Between 2018 and 2020, 76 fossil fuel executives filing bankruptcy collectively took nearly $200 million in cash bonuses, retention payments and severance checks — an average of $2.6 million each, and up to $14.5 million for the biggest payout — while more than 10,500 workers lost their jobs, the report found. The average salary for an oil rig worker is $50,000 - $60,000.
Stephanie Thomas, Public Citizen’s Houston-area researcher and community organizer, says the organization’s findings make clear that the greed of oil and gas executives — not the transition to clean energy or lawsuits seeking accountability, as the industry often argues — is what’s putting workers and taxpayers’ finances at risk.
“These findings show that bankruptcy hurts workers not because of the transition that’s happening, but because executives are more concerned about their salaries than the interests of shareholders and workers,” Thomas said.
Thomas, who has been living outside Houston since the devastating storm that pummeled Harris County in February, says many Houston residents still can’t find work after being laid off from the industry. “The communities living right next to the oil and gas wells or refineries don’t have a golden parachute to rely on,” she said. “Our findings send the message that these communities are sacrifice zones for the pocket books of executives.”
The companies analyzed in the report purchased bonds that cover less than 20 percent of their own estimates of their environmental liabilities, which are a small fraction of the $10.3 billion in cleanup costs they actually owe.

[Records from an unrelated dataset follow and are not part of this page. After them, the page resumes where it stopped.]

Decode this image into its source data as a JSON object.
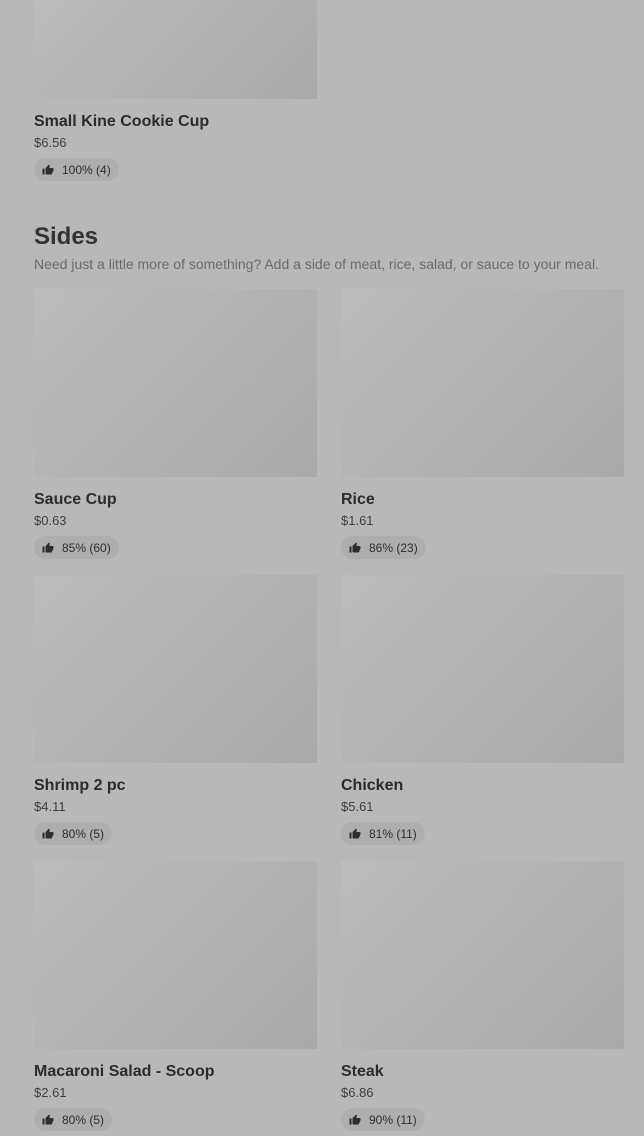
{
  "top_items": [
    {
      "name": "Small Kine Cookie Cup",
      "price": "$6.56",
      "rating": "100% (4)"
    }
  ],
  "sides": {
    "title": "Sides",
    "description": "Need just a little more of something? Add a side of meat, rice, salad, or sauce to your meal.",
    "items": [
      {
        "name": "Sauce Cup",
        "price": "$0.63",
        "rating": "85% (60)"
      },
      {
        "name": "Rice",
        "price": "$1.61",
        "rating": "86% (23)"
      },
      {
        "name": "Shrimp 2 pc",
        "price": "$4.11",
        "rating": "80% (5)"
      },
      {
        "name": "Chicken",
        "price": "$5.61",
        "rating": "81% (11)"
      },
      {
        "name": "Macaroni Salad - Scoop",
        "price": "$2.61",
        "rating": "80% (5)"
      },
      {
        "name": "Steak",
        "price": "$6.86",
        "rating": "90% (11)"
      }
    ]
  },
  "icons": {
    "rating": "thumbs-up-icon"
  }
}
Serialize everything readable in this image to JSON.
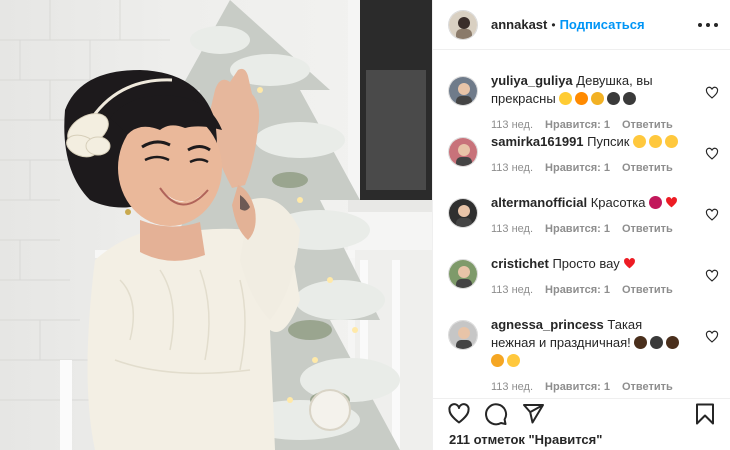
{
  "post": {
    "author": "annakast",
    "separator": "•",
    "follow_label": "Подписаться",
    "likes_text": "211 отметок \"Нравится\""
  },
  "colors": {
    "accent": "#0095f6",
    "muted": "#8e8e8e",
    "text": "#262626",
    "heart_red": "#ed1c24"
  },
  "icons": {
    "more": "more-options-icon",
    "like": "heart-outline-icon",
    "comment": "speech-bubble-icon",
    "share": "paper-plane-icon",
    "save": "bookmark-icon"
  },
  "comments": [
    {
      "username": "yuliya_guliya",
      "text": "Девушка, вы прекрасны",
      "emojis": [
        "grinning-heart-eyes",
        "collision",
        "party-popper",
        "sparkling-face",
        "sparkling-face"
      ],
      "age": "113 нед.",
      "likes": "Нравится: 1",
      "reply": "Ответить"
    },
    {
      "username": "samirka161991",
      "text": "Пупсик",
      "emojis": [
        "face-savoring",
        "face-blowing-kiss",
        "heart-eyes"
      ],
      "age": "113 нед.",
      "likes": "Нравится: 1",
      "reply": "Ответить"
    },
    {
      "username": "altermanofficial",
      "text": "Красотка",
      "emojis": [
        "smiling-devil",
        "red-heart"
      ],
      "age": "113 нед.",
      "likes": "Нравится: 1",
      "reply": "Ответить"
    },
    {
      "username": "cristichet",
      "text": "Просто вау",
      "emojis": [
        "red-heart"
      ],
      "age": "113 нед.",
      "likes": "Нравится: 1",
      "reply": "Ответить"
    },
    {
      "username": "agnessa_princess",
      "text": "Такая нежная и праздничная!",
      "emojis": [
        "sparkles",
        "sparkling-face",
        "sparkles",
        "heart-eyes-cat",
        "blush"
      ],
      "age": "113 нед.",
      "likes": "Нравится: 1",
      "reply": "Ответить"
    }
  ]
}
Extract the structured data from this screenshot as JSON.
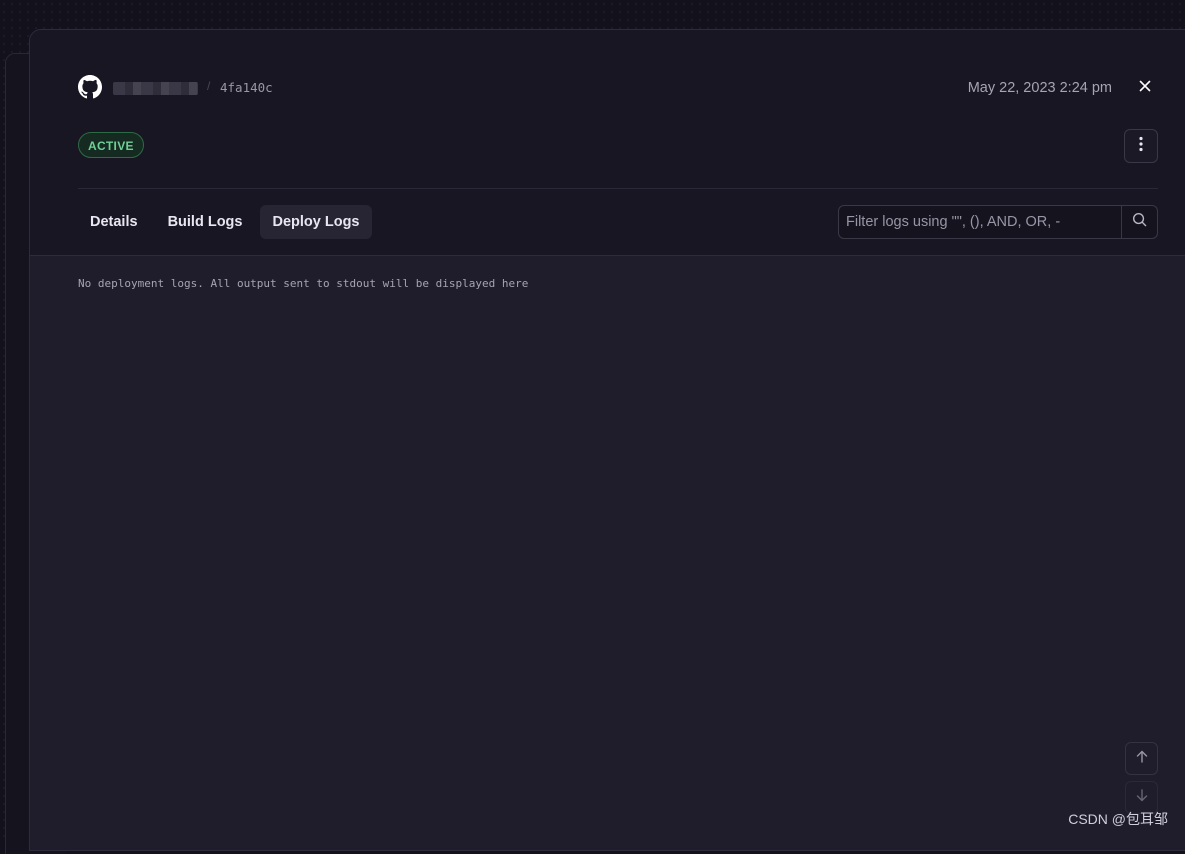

While the report only looks into lesser-known oil and gas companies, like Diamond Offshore Drilling, Chesapeake Energy, and Unit Corp, the findings have implications for major climate polluters too. When oil giants’ assets are no longer profitable, they’re sold to smaller “shell” companies or private equity firms who declare bankruptcy, pay off their CEOs, and abandon their polluted wells and oil fields for taxpayers to clean up. And the cycle continues.
These findings come amid increasing pressure for the U.S. government to end subsidies for the unstable industry. “The fossil fuel industry often claims that it owes its success to the free market,” reads the report’s conclusion. “In reality, the industry has long benefited from comprehensive support from U.S. taxpayers… In the coming months, the Biden administration and Congress will have a rare opportunity to rethink this rigged system, through legislation and potential rulemaking.”
While the administration decides whether or not to stop sending lifeboats (yachts?) to the captains of a sinking ship, findings like these make it all the more clear that the fossil fuel industry must be held accountable in court — the only place that can and will finally force the industry to pay their fair share of the enormous damages they’ve caused, and left communities on the hook for.
“If one person can walk away from a bankruptcy ten million dollars richer, it seems to me that the industry has resources to pay for their pollution,” Thomas said. “They need to pay for the harm that’s been caused.”